Double Fertilisation
- 1.A unique feature of angiosperms is double fertilisation:
- 2.One male gamete fuses with the egg cell → diploid zygote (2n) → embryo
- 3.Second male gamete fuses with two polar nuclei → triploid primary endosperm nucleus (3n) → endosperm (nutritive tissue)
If the polar nuclei are each haploid (n), and the male gamete is also haploid (n), the endosperm ploidy = n + n + n = 3n (triploid). This is why endosperm is triploid in most angiosperms.
A plant has 24 chromosomes (2n = 24). Its pollen grain vegetative cell contains 12 chromosomes. The endosperm formed after double fertilisation contains 12 + 12 + 12 = 36 chromosomes (3n = 36).
Apomixis in dandelion — seeds form without fertilisation, producing plants genetically identical to the mother. This is an advantage for clonal propagation.
In water hyacinth (Eichhornia), pollination occurs above water surface (hydrophily above water), while in Vallisneria, the male flower detaches and floats to the female flower.

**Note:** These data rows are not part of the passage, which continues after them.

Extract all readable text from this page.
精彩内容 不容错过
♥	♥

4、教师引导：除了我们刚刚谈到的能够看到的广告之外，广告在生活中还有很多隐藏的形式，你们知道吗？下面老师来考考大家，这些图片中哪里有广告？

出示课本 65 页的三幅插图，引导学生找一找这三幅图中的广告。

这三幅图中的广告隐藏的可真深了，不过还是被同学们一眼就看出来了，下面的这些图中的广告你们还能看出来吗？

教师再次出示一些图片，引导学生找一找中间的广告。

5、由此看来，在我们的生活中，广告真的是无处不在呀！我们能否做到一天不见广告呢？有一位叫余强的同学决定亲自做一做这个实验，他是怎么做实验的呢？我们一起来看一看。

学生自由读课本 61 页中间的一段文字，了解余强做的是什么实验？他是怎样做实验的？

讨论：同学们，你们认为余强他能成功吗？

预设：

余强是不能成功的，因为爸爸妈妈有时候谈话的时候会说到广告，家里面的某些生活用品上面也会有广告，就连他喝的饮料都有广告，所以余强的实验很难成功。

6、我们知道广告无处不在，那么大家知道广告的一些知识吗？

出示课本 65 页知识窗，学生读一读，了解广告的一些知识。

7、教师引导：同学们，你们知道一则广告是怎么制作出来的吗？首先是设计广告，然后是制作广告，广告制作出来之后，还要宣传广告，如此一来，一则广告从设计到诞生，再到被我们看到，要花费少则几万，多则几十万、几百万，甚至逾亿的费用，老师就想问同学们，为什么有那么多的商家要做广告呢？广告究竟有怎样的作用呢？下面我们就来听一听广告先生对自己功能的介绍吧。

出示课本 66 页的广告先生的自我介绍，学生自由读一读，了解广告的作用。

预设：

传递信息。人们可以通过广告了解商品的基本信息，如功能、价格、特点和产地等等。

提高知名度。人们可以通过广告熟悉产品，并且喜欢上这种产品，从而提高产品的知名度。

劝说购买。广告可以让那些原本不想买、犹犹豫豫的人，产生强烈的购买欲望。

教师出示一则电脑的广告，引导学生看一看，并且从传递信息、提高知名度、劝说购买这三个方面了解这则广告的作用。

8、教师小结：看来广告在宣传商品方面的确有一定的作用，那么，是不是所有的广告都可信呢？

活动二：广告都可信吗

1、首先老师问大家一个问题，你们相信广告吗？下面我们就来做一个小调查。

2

Cleistogamous flowers (e.g., Viola — pansy) never open and always self-pollinate, ensuring seed production even without pollinators.
Emasculation in plant breeding — removal of anthers from bisexual flowers before pollen maturity to prevent self-pollination, followed by artificial cross-pollination.
Polyembryony (e.g., citrus) — more than one embryo in a seed, arising from nucellar tissue or multiple fertilisations, producing clonal offspring.
Post-Fertilisation Events
The zygote develops into an embryo. The ovule becomes a seed, and the ovary wall (pericarp) develops into the fruit. Fruits formed without fertilisation are called parthenocarpic fruits (e.g., banana). Seeds may be albuminous (with endosperm: wheat, maize) or non-albuminous (endosperm consumed by cotyledons: pea, beans).
Common mistakes
- Students confuse pollination (pollen transfer) with fertilisation (gamete fusion) — they are separate events.
- The endosperm is triploid (3n), not diploid — caused by triple fusion.
- Geitonogamy appears to be cross-pollination but is genetically self-pollination.
- The exine of pollen is made of sporopollenin, not cellulose.
Summary
Flowering plant reproduction involves microsporogenesis and megasporogenesis forming male and female gametophytes. Pollination transfers pollen to stigma; double fertilisation produces a diploid embryo and triploid endosperm. The ovule becomes a seed and the ovary a fruit.